Bitcoin miners are profiting from the sunshine. The cryptocurrency’s recent surge has propelled the industry out of its slump. Now mining businesses are scrambling to lock in earnings before Bitcoin’s “halving,” which would see the rewards for creating tokens halved.
The next halving of Bitcoin, limited to 21 million coins (of which 19 million have already been produced), is expected to occur in April 2024.
“There’s a lot of pressure to get rigs online before the halving,” said Gregory Lewis, an analyst for brokerage BTIG that tracks the top 13 bitcoin miners registered in the United States.
The cryptocurrency website Blockchain.com reports that Bitcoin’s hash rate, which gauges the amount of processing power required to produce a coin, has reached a record high. Therefore, to solve the challenging arithmetic problems that reward miners with bitcoins, they must exert increasing amounts of force and speed.
J.P. Morgan analysts calculate that the hash rate has reached record highs for 11 months, with an exceptional spike in October.
CONFIRMING THE GAME
Following several months of stagnation, Bitcoin has increased by almost 37% in the last month to over $37,000. This surge has motivated miners to connect their potent computers in order to solve the puzzles and sell the freshly created coins.
This year, miners’ 30-day average revenue has increased gradually, reaching an 18-month high of $32.46 million on November 11, according to statistics from blockchain.com.
But even in its 2021 prime, mining—a very energy-intensive process—is still not as profitable.
The Hashrate Index, a mining statistics platform, shows that miners’ earnings from utilizing one Peta hash per second of computing power in a day have increased to over $81 from $70 at the beginning of November. However, they are still well below a record of $127 in early May.
Miners are searching for strategies to prevent their margins from contracting in the fiercely competitive market, with six months left before their rewards portion is drastically reduced.
William Szamosszegi, CEO of Sazmining, stated that “every halving forces miners not to play that game at a high enough level to get washed out.”
CAPTURING THE CHANCE
In the past, price rallies for bitcoin have usually followed halvings.

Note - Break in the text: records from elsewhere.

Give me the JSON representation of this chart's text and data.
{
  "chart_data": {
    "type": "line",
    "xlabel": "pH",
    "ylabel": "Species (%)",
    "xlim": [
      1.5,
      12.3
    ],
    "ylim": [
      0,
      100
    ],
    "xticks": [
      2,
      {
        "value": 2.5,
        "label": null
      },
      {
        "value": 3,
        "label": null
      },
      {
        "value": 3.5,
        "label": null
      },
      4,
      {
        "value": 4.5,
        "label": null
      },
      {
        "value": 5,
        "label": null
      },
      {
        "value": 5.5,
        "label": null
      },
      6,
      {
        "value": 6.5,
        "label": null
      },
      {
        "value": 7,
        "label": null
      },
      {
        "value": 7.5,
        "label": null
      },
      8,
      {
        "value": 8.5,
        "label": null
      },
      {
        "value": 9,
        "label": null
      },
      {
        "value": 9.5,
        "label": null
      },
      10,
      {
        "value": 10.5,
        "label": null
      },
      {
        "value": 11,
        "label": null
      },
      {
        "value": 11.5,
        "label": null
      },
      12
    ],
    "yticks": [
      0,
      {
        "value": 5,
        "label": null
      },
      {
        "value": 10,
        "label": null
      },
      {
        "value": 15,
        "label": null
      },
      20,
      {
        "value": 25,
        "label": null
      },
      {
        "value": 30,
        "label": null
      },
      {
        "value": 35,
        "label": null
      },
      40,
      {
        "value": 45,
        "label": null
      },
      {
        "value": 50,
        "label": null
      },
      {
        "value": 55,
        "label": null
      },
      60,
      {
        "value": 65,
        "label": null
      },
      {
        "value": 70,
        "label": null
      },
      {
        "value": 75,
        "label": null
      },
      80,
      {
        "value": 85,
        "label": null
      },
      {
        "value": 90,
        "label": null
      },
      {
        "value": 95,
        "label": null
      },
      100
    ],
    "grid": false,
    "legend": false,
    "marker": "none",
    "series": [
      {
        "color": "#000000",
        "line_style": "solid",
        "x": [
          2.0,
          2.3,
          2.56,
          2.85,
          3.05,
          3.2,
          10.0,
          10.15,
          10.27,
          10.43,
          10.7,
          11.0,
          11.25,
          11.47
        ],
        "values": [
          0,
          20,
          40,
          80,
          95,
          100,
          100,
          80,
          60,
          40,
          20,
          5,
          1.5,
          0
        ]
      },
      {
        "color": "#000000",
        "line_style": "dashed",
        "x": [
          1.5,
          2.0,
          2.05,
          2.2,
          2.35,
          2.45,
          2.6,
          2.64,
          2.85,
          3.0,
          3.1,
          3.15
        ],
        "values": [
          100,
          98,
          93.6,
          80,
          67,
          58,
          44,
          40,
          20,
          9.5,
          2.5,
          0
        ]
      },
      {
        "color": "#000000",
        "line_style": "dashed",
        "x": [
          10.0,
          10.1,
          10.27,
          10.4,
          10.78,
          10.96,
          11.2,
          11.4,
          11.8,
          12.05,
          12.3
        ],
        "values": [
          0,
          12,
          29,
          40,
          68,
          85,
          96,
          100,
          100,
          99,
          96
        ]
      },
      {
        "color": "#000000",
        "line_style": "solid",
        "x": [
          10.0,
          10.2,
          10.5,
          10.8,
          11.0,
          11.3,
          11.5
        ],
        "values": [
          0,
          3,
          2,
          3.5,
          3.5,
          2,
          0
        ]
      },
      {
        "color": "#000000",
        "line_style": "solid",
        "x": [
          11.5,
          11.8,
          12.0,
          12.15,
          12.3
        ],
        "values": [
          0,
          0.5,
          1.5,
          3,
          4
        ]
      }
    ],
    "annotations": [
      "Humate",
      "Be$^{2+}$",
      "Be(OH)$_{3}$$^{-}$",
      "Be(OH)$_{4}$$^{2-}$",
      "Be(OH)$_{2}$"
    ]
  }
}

The price increased to $126 from $12 six months after the first halving 2012. Following the second halving in 2016, it grew from $654 to $1,000 in just seven months, and in 2020, it had a sharp increase from $8,570 to $18,040 in the same time frame.
The next halving of Bitcoin will occur in April after the third one in 2020 reduced miner incentives to 6.25 Bitcoin per block.
The current cost of mining a block is $231,250. Many mining businesses are modernizing their equipment to remain competitive and increase their hash rate power, according to Matteo Greco, an analyst at Fineqia International (FNQ.CD), a digital asset investment firm.
Some participants have resorted to shifting their activities to Central American nations to preserve their profit margins, as these nations have more favorable regimes and cheaper energy costs.
Ludovic Thomas, a portfolio manager at Swiss-based Criptonite Asset Management, which invests in digital assets, stated that it is premature to determine whether or not all bitcoin miners have left the woods. “Profitability increases always lead to network hash rate, and difficulty increases.”